Basic principles supporting the training of judges

For training initiatives to remain cutting-edge, certain principles must guide those building and disseminating these tools. For the Council, this principle is to uphold the highest quality standards of judicial services rendered in Canadian superior courts.

Exceptional quality training

Through the ongoing training of judges, the Council aims to maintain the confidence Canadians have in the justice system’s key players and ensure judges maintain this trust.

Council has developed professional development policies and guidelines which set out what is expected of judges.

What is the relationship between judicial independence and professional development?

Judicial independence is a fundamental principle of our justice system. It stipulates that judges must make decisions with integrity and impartiality, free from the pressure of external influences.

Training sessions provided to judges must therefore serve the interests of justice alone and not that of external forces, governmental or otherwise.

The Council's continuing-education approach to training is designed to assure the public that those making judicial decisions are educated, knowledgeable, and adhere to the highest standards of conduct.

Who determines which training courses judges take?

The Canadian Judicial Council issues professional development and mentoring requirements, but each judge is responsible for their own training.

For newly appointed judges, several local courts offer their own continuing education programs.
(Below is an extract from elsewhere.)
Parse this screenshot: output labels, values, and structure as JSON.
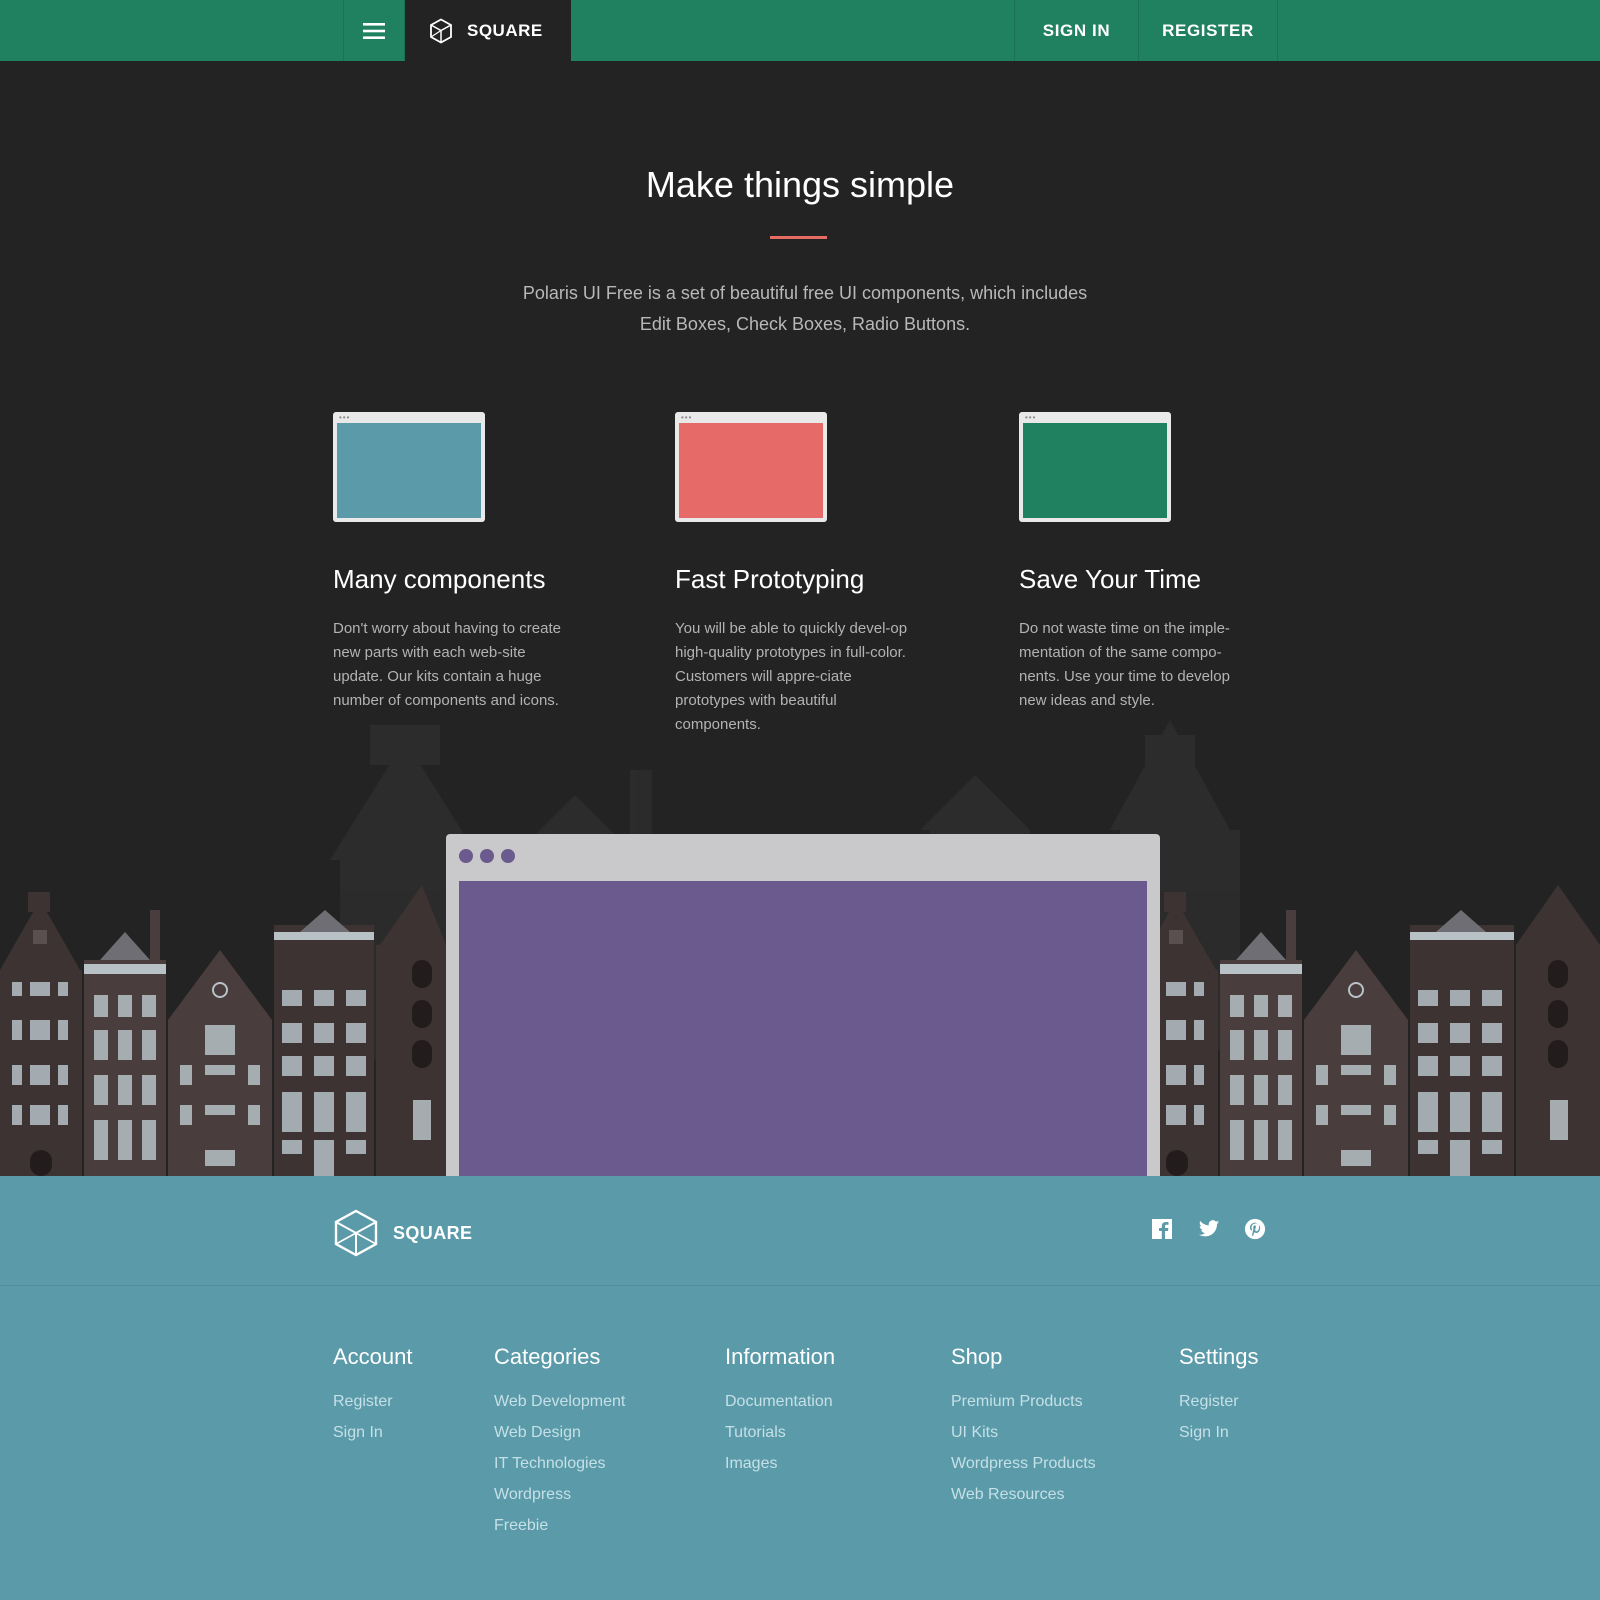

These courts can work with the National Judicial Institute, the Canadian Institute for the Administration of Justice and other providers to develop training tools.

For the first five years following their appointment to the bench, newly appointed judges are required to follow educational and training programs set out in their professional development plan, which includes the “Judges in their first five years” program. Chief Justices organize the participation of newly appointed judges in programs subject to the needs of the court.

Moreover, newly appointed judges are required to take national training modules designed for new judges along with any other professional development training programs consigned by their Chief Justice or designate.

What factors determine the launch of a new training program?

Each year, the National Judicial Institute evaluates all training programs. If a learning gap is identified, the Canadian Judicial Council, through its Judicial Education Committee, collects proposals from organizations and assesses their relevance.

With respect to programs offered by local courts, the chief justice of each court is responsible for identifying the need for new training courses. He or she can count on the support of the Institute for the development and planning of new programs.